Theodore Mamayek applied for a position as relationship manager with Heartland Payment Systems, which supplies credit card processing and payroll services to merchants. The position required no direct supervision and primarily involved traveling to various business locations.
Mamayek had previously been convicted of felony possession of marijuana with intent to deliver and two separate incidents of DWI. When Heartland didn’t extend a job offer to Mamayek, he filed a complaint with the Equal Rights Division asserting that he was discriminated against based on his criminal record. The administrative law judge dismissed his complaint, and Mamayek appealed to the LIRC.
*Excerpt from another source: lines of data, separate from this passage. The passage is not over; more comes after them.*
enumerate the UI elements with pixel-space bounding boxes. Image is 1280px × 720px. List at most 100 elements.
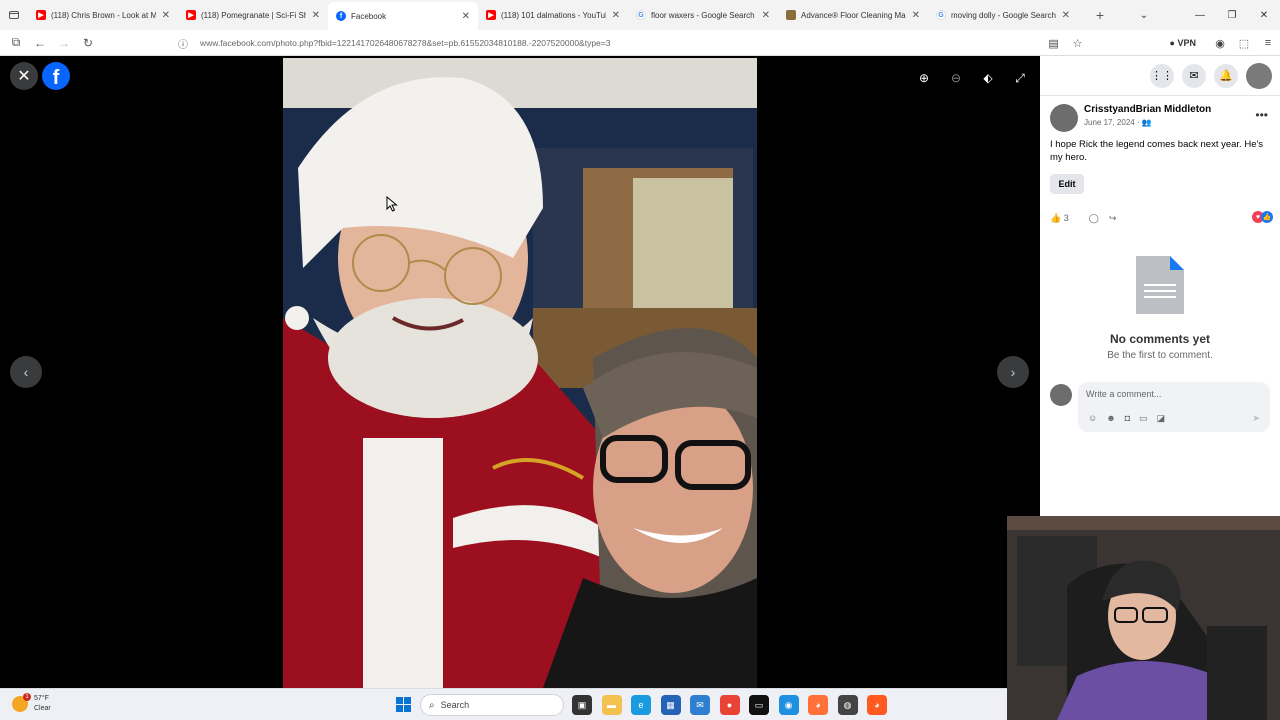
close-tab-icon[interactable]: ✕ xyxy=(612,10,620,21)
chrome-dev-icon[interactable]: ◉ xyxy=(778,695,799,715)
photo-image xyxy=(283,58,757,688)
browser-tab[interactable]: Advance® Floor Cleaning Machi... ✕ xyxy=(778,0,928,30)
photo-viewer: ✕ f ⊕ ⊖ ⬖ ⤢ ‹ › xyxy=(0,56,1040,688)
avatar-sticker-icon[interactable]: ☺ xyxy=(1088,413,1097,424)
zoom-in-icon[interactable]: ⊕ xyxy=(912,66,936,90)
like-button[interactable]: 👍 3 xyxy=(1050,213,1079,224)
profile-avatar[interactable] xyxy=(1246,62,1272,89)
edge-icon[interactable]: e xyxy=(631,695,651,715)
browser-tab[interactable]: ▶ (118) Chris Brown - Look at Me ✕ xyxy=(28,0,178,30)
previous-photo-button[interactable]: ‹ xyxy=(10,356,42,388)
close-tab-icon[interactable]: ✕ xyxy=(312,10,320,21)
photo[interactable] xyxy=(283,58,757,688)
tab-title: Facebook xyxy=(351,11,387,21)
browser-tab-active[interactable]: f Facebook ✕ xyxy=(328,2,478,30)
reader-view-icon[interactable]: ▤ xyxy=(1042,37,1066,50)
taskbar-search[interactable]: ⌕ Search xyxy=(420,694,564,716)
firefox-active-icon[interactable]: ◕ xyxy=(867,695,887,715)
address-bar[interactable]: ⓘ www.facebook.com/photo.php?fbid=122141… xyxy=(178,33,1082,53)
terminal-icon[interactable]: ▭ xyxy=(749,695,769,715)
tab-title: (118) Pomegranate | Sci-Fi Short xyxy=(201,10,306,20)
comment-input-box[interactable]: Write a comment... ☺ ☻ ◘ ▭ ◪ ➤ xyxy=(1078,382,1270,432)
close-tab-icon[interactable]: ✕ xyxy=(162,10,170,21)
browser-tab[interactable]: ▶ (118) Pomegranate | Sci-Fi Short ✕ xyxy=(178,0,328,30)
outlook-icon[interactable]: ✉ xyxy=(690,695,710,715)
like-count: 3 xyxy=(1063,212,1069,223)
taskbar: 1 57°F Clear ⌕ Search ▣ ▬ e ▦ ✉ ● ▭ ◉ ◕ … xyxy=(0,688,1007,720)
gif-icon[interactable]: ▭ xyxy=(1139,413,1148,424)
zoom-out-icon[interactable]: ⊖ xyxy=(944,66,968,90)
task-view-icon[interactable]: ▣ xyxy=(572,695,592,715)
fullscreen-icon[interactable]: ⤢ xyxy=(1008,66,1032,90)
emoji-icon[interactable]: ☻ xyxy=(1106,413,1115,424)
restore-icon[interactable]: ❐ xyxy=(1216,10,1248,21)
account-icon[interactable]: ◉ xyxy=(1208,37,1232,50)
vpn-button[interactable]: ● VPN xyxy=(1170,38,1196,48)
send-icon[interactable]: ➤ xyxy=(1252,413,1260,424)
obs-icon[interactable]: ◍ xyxy=(837,695,858,715)
post-panel: ⋮⋮ ✉ 🔔 CrisstyandBrian Middleton June 17… xyxy=(1040,56,1280,516)
post-date[interactable]: June 17, 2024 · 👥 xyxy=(1084,118,1211,127)
webcam-image xyxy=(1007,516,1280,720)
bookmark-icon[interactable]: ☆ xyxy=(1066,37,1090,50)
comment-composer: Write a comment... ☺ ☻ ◘ ▭ ◪ ➤ xyxy=(1050,382,1270,432)
tab-actions-icon[interactable] xyxy=(0,0,28,30)
extensions-icon[interactable]: ⬚ xyxy=(1232,37,1256,50)
messenger-icon[interactable]: ✉ xyxy=(1182,63,1206,88)
no-comments-subtitle: Be the first to comment. xyxy=(1107,350,1213,361)
sticker-icon[interactable]: ◪ xyxy=(1157,413,1166,424)
back-icon[interactable]: ← xyxy=(28,36,52,50)
store-icon[interactable]: ▦ xyxy=(660,695,681,715)
minimize-icon[interactable]: — xyxy=(1184,10,1216,21)
chrome-icon[interactable]: ● xyxy=(719,695,740,715)
menu-icon[interactable]: ≡ xyxy=(1256,37,1280,49)
google-icon: G xyxy=(936,10,946,20)
close-tab-icon[interactable]: ✕ xyxy=(762,10,770,21)
comment-icon[interactable]: ◯ xyxy=(1089,213,1099,224)
new-tab-icon[interactable]: + xyxy=(1088,7,1112,23)
navigation-bar: ⧉ ← → ↻ ⓘ www.facebook.com/photo.php?fbi… xyxy=(0,30,1280,56)
youtube-icon: ▶ xyxy=(486,10,496,20)
edit-button[interactable]: Edit xyxy=(1050,174,1084,194)
author-avatar[interactable] xyxy=(1050,104,1078,132)
friends-audience-icon: 👥 xyxy=(1141,118,1152,127)
document-icon xyxy=(1136,256,1184,314)
more-options-icon[interactable]: ••• xyxy=(1255,108,1268,122)
facebook-logo-icon[interactable]: f xyxy=(42,62,70,90)
close-window-icon[interactable]: ✕ xyxy=(1248,10,1280,21)
tab-list-chevron-icon[interactable]: ⌄ xyxy=(1128,10,1160,21)
site-info-icon[interactable]: ⓘ xyxy=(178,36,192,51)
camera-icon[interactable]: ◘ xyxy=(1125,413,1130,424)
file-explorer-icon[interactable]: ▬ xyxy=(601,695,622,715)
comment-input[interactable]: Write a comment... xyxy=(1086,389,1161,399)
post-actions: 👍 3 ◯ ↪ ♥ 👍 xyxy=(1040,206,1280,230)
browser-tab[interactable]: G moving dolly - Google Search ✕ xyxy=(928,0,1078,30)
share-icon[interactable]: ↪ xyxy=(1109,213,1117,224)
notifications-icon[interactable]: 🔔 xyxy=(1214,63,1238,88)
close-tab-icon[interactable]: ✕ xyxy=(912,10,920,21)
browser-tab[interactable]: ▶ (118) 101 dalmations - YouTube ✕ xyxy=(478,0,628,30)
reload-icon[interactable]: ↻ xyxy=(76,36,100,50)
firefox-icon[interactable]: ◕ xyxy=(808,695,828,715)
forward-icon[interactable]: → xyxy=(52,36,76,50)
window-controls: ⌄ — ❐ ✕ xyxy=(1128,0,1280,30)
reactions-summary[interactable]: ♥ 👍 xyxy=(1252,211,1273,223)
facebook-header-actions: ⋮⋮ ✉ 🔔 xyxy=(1040,56,1280,96)
browser-tab[interactable]: G floor waxers - Google Search ✕ xyxy=(628,0,778,30)
mouse-cursor-icon xyxy=(386,196,398,212)
start-button[interactable] xyxy=(396,697,412,713)
search-icon: ⌕ xyxy=(429,699,435,711)
author-name[interactable]: CrisstyandBrian Middleton xyxy=(1084,104,1211,115)
next-photo-button[interactable]: › xyxy=(997,356,1029,388)
post-date-text: June 17, 2024 xyxy=(1084,118,1135,127)
advance-icon xyxy=(786,10,796,20)
close-tab-icon[interactable]: ✕ xyxy=(1062,10,1070,21)
close-tab-icon[interactable]: ✕ xyxy=(462,11,470,22)
youtube-icon: ▶ xyxy=(36,10,46,20)
tag-icon[interactable]: ⬖ xyxy=(976,66,1000,90)
menu-grid-icon[interactable]: ⋮⋮ xyxy=(1150,63,1174,88)
commenter-avatar xyxy=(1050,384,1072,406)
share-window-icon[interactable]: ⧉ xyxy=(4,35,28,50)
close-viewer-button[interactable]: ✕ xyxy=(10,62,38,90)
weather-widget[interactable]: 1 57°F Clear xyxy=(12,693,51,714)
The Wisconsin Fair Employment Act (WFEA) prohibits employment discrimination based on arrest and conviction records. The Act defines “arrest record” as “information indicating that a person has been questioned, apprehended, taken into custody or detention, held for investigation, arrested, charged with, indicted or tried for any felony, misdemeanor or other offense pursuant to any law enforcement or military authority.” “Conviction record” is defined as “information indicating that a person has been convicted of any felony, misdemeanor or other offense, has been adjudicated delinquent, has been less than honorably discharged, or has been placed on probation, fined, imprisoned, placed on extended supervision or paroled pursuant to any law enforcement or military authority.”
The WFEA prohibits you from taking an employment action that is motivated, even in part, by an arrest or conviction record. However, you aren’t liable for discrimination based on an applicant’s arrest and conviction records if you can show that the circumstances of the candidate’s arrest or conviction “substantially relate to the circumstances of the particular job.”
The LIRC found that Mamayek’s drug conviction and two DWI convictions substantially pertained to the relationship manager job. The position allowed the employee to exercise a high degree of freedom and movement that is relatively uncommon in most jobs, including a lot of unsupervised time and a significant amount of personal contact with numerous people.
That kind of independent work environment would present Mamayek (if hired) with the opportunity to engage in questionable conduct — specifically, selling illegal drugs to members of the public. Additionally, he would be required to spend a substantial amount of his workday driving a motor vehicle from his home to meetings with various clients and prospective clients. The enormous amount of unsupervised and unstructured time spent driving from business to business would provide a greater than usual opportunity to drink alcohol, become intoxicated, and drive while intoxicated.
The LIRC found that a substantial connection existed between the relationship manager position and Mamayek’s convictions. As a result, the employer was justified in refusing to hire him. Mamayek v. Heartland Payment Systems, ERD Case No. 200701206 (8/22/11).
Complaints about arrest and conviction records are becoming more prevalent. For this reason, you should exercise caution when making decisions about hiring or firing an applicant or employee — particularly if your decision is based (even partially) on an arrest or conviction record. When in doubt, consult legal counsel.
Each employment decision relating to arrest and conviction records must be made on a case-by-case basis. It’s also important to note that the city of Madison allows you to use conviction records only when the person was placed on probation, paroled, released from incarceration, or paid a fine for a felony, misdemeanor, or other offense within the past three years.